Was bedeutet das für dich?

  • arbeite an deiner Lauftechnik – immer!
    Wenn du deine Lauftechnik verbesserst, werden sich auch deine Laufschuhe verändern. Du wirst mit gestützten Schuhen nicht mehr laufen wollen und schon gar nicht laufen können, auch wenn du momentan nur mit solchen laufen kannst. Deine Verletzungsanfälligkeit wird aber sinken, trotz Überpronation.

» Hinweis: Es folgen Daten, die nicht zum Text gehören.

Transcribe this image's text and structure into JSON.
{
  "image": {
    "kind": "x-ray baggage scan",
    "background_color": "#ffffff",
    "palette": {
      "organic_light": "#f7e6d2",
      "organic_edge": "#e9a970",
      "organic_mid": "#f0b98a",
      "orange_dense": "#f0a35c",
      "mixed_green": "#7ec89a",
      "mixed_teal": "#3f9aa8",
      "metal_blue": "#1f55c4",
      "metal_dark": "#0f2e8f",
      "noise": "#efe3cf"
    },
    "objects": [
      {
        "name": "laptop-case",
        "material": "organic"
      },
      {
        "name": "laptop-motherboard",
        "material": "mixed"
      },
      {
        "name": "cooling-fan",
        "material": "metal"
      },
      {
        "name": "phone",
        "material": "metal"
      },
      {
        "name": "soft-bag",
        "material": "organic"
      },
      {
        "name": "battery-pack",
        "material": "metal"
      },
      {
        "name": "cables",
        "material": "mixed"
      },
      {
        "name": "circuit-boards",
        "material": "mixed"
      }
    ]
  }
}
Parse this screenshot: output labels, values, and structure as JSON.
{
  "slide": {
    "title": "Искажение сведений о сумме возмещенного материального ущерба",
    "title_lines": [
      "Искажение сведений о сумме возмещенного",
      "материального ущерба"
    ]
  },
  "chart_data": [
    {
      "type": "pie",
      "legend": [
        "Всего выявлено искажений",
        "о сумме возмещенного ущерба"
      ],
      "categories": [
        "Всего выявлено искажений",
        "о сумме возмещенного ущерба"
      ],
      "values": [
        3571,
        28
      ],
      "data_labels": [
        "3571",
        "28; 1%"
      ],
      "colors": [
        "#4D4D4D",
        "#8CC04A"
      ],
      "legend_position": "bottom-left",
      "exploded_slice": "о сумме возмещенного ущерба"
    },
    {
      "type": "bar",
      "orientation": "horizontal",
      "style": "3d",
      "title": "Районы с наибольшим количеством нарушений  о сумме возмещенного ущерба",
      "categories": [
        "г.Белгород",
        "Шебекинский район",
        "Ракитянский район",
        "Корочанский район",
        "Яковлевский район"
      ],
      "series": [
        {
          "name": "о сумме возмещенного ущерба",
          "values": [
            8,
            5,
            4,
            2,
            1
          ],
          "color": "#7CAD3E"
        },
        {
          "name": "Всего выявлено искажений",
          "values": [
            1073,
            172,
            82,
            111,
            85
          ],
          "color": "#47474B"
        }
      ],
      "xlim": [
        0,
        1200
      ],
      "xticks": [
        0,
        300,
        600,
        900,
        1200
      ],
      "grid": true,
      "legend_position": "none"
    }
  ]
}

  • unterschätze nicht die Überpronation
    Wenn du eine Überpronation hast, dann sind gestützte Schuhe (zumindest mittelfristig) noch immer wichtig, damit du dich nicht verletzt. Sie haben eine Berechtigung, wenn du nichts an deinem Laufstil änderst.
  • andere Laufschuhe
    Lege dir leichtere Trainingsschuhe zu. Ungestützte Schuhe mit einer geringen Dämpfung und Sprengung. Mit diesen Schuhen absolvierst du deine kurzen und/oder intensiven Einheiten wie zum Beispiel das Techniktraining oder kurze, knackige Intervalle.
  • „homöopathischer“ Einsatz
    Ändere deinen Laufstil bzw. deine Laufschuhe nicht zu schnell. Der Körper braucht seine Zeit, um sich an die neuen Gegebenheiten anzupassen und die nötigen Muskeln aufzubauen.
  • trainiere deine Fußmuskulatur
    Ein guter Läufer hat eine starke Fußmuskulatur und eine bewegliche Fußgelenke. Versuche, mit den Füßen einen Knoten in ein Handtuch zu knüpfen, zerknülle eine Zeitung mit den Füßen, beuge und strecke die Zehen und aktiviere sie damit. So stärkst du die feinen Muskeln in deinen Füßen und sie können beim Laufen auch eingesetzt werden.
  • Barfuß gehen
    Nütze jede Gelegenheit, um barfuß zu gehen. Es muss nicht unbedingt das Barfußlaufen sein (das wäre noch eine Stufe höher und aufwendiger)! Sobald du barfuß gehst, wird sich die stabilisierende Muskulatur in deinen Füßen verbessern. Auch deine Beweglichkeit wird dadurch verbessert, weil du keinen Absatz unter der Ferse hast.

Und wer fürchtet sich nun noch vor der bösen Überpronation?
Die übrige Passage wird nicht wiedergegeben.